Condamne M. [C] [Z] à rembourser à Mme [F] [H] le prix de vente de 1 700 €, avec intérêts au taux légal à compter de la mise en demeure du 2 octobre 2019.
Fixe le point de départ de la capitalisation des intérêts au 2 octobre 2019, soit une date de première capitalisation au 2 octobre 2020.
Condamne Mme [F] [H] à restituer le véhicule à M. [C] [Z] après restitution du prix, aux frais de celui-ci ;
À défaut de reprise du véhicule par M. [Z] dans le délai de trois mois à compter du jour du parfait remboursement du prix de vente, autorise Mme [F] [H] à disposer à sa guise dudit véhicule.

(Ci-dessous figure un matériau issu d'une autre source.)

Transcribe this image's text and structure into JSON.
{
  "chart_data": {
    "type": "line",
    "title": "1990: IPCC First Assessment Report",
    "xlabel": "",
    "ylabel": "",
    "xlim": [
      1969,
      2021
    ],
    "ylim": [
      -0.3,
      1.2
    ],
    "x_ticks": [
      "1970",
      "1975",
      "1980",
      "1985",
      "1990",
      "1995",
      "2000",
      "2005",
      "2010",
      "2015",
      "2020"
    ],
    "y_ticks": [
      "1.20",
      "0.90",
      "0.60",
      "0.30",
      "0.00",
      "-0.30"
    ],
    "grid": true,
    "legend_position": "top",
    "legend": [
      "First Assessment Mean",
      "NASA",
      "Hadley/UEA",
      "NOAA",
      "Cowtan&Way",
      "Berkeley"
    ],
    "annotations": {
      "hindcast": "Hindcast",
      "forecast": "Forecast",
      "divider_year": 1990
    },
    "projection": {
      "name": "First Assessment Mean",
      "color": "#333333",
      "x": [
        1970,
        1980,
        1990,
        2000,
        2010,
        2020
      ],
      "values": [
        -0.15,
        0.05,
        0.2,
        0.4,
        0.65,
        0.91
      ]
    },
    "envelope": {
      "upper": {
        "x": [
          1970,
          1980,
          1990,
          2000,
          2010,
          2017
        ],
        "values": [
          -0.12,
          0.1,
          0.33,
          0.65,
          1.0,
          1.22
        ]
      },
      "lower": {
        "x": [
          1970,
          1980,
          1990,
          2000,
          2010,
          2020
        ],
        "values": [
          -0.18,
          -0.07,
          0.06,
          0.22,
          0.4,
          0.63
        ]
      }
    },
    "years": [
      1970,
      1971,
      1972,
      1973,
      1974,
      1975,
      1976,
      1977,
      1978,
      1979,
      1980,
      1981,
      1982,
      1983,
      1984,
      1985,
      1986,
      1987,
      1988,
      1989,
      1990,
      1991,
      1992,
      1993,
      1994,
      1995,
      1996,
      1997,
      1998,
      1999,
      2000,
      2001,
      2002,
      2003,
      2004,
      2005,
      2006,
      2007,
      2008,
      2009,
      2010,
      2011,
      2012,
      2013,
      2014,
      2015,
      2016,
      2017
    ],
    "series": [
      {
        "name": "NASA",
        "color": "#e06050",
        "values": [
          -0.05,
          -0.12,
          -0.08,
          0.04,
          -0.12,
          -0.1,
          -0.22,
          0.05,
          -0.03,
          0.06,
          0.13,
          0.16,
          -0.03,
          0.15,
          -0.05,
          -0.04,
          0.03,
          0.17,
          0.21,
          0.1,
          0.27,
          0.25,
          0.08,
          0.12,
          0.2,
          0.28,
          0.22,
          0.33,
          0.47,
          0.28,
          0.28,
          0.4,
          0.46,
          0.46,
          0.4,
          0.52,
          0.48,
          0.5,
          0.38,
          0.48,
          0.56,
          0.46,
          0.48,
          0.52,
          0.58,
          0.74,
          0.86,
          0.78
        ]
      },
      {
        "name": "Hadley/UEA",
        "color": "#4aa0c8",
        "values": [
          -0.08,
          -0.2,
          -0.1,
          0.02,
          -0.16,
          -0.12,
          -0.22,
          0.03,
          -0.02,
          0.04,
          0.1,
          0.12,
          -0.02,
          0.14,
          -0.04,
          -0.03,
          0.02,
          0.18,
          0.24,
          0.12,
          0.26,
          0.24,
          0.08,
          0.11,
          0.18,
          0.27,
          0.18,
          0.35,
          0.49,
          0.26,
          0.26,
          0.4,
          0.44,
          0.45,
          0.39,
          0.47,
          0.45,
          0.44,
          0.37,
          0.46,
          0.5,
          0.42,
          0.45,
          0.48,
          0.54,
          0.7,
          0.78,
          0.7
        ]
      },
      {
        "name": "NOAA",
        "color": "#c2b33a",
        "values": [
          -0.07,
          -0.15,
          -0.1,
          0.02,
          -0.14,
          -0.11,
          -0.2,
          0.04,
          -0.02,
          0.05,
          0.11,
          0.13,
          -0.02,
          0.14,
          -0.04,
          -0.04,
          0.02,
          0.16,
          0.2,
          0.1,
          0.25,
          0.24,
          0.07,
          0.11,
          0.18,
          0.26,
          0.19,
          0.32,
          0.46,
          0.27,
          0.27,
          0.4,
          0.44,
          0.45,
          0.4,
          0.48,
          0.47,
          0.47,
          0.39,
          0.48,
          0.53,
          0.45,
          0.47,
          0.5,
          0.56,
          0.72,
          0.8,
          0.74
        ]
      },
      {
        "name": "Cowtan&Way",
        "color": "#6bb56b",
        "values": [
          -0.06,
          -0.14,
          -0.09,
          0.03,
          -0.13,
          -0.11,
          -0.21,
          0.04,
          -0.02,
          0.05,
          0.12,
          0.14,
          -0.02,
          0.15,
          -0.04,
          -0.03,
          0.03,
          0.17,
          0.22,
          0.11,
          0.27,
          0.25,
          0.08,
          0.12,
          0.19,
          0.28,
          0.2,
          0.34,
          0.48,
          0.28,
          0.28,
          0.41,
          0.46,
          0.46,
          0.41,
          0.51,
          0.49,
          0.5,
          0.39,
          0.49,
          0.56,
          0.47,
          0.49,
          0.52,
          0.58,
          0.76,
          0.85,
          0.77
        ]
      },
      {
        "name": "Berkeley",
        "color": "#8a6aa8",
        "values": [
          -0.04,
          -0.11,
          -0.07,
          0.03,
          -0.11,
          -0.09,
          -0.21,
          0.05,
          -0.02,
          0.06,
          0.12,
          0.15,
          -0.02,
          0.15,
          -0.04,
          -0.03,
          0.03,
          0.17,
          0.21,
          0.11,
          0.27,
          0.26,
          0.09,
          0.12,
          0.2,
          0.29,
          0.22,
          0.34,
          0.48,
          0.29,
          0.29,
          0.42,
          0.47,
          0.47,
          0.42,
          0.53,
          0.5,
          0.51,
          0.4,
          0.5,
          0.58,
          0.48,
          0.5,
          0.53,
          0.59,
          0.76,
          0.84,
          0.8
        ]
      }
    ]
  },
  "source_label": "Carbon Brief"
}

Condamne M. [C] [Z] à payer à Mme [F] [H] les sommes de :
– 300 € au titre des frais d’honoraires de démarches amiables,
– 500 € au titre du préjudice moral.
Rejette la demande de report des intérêts légaux au jour de la mise en demeure pour les indemnités allouées à la cour.
Rejette les demandes de Mme [H] au titre de son préjudice de jouissance et au titre du remboursement des primes d’assurances.
Rejette la demande de Mme [H] fondée sur les dispositions de l’article 700 du code de procédure civile.
Condamne M. [C] [Z] à payer à Mme [F] [H] la somme de 3 400 € au titre de l’article 700 du code de procédure civile pour les frais de première instance et d’appel en application de l’article 37 de la loi du 10 juillet 1991.
Condamne M. [C] [Z] aux entiers dépens de première instance et d’appel.
Le présent arrêt a été signé par Mme FAURE, Présidente, et par Mme DEBON, faisant fonction de Greffière, auquel la minute de la décision a été remise par la magistrate signataire.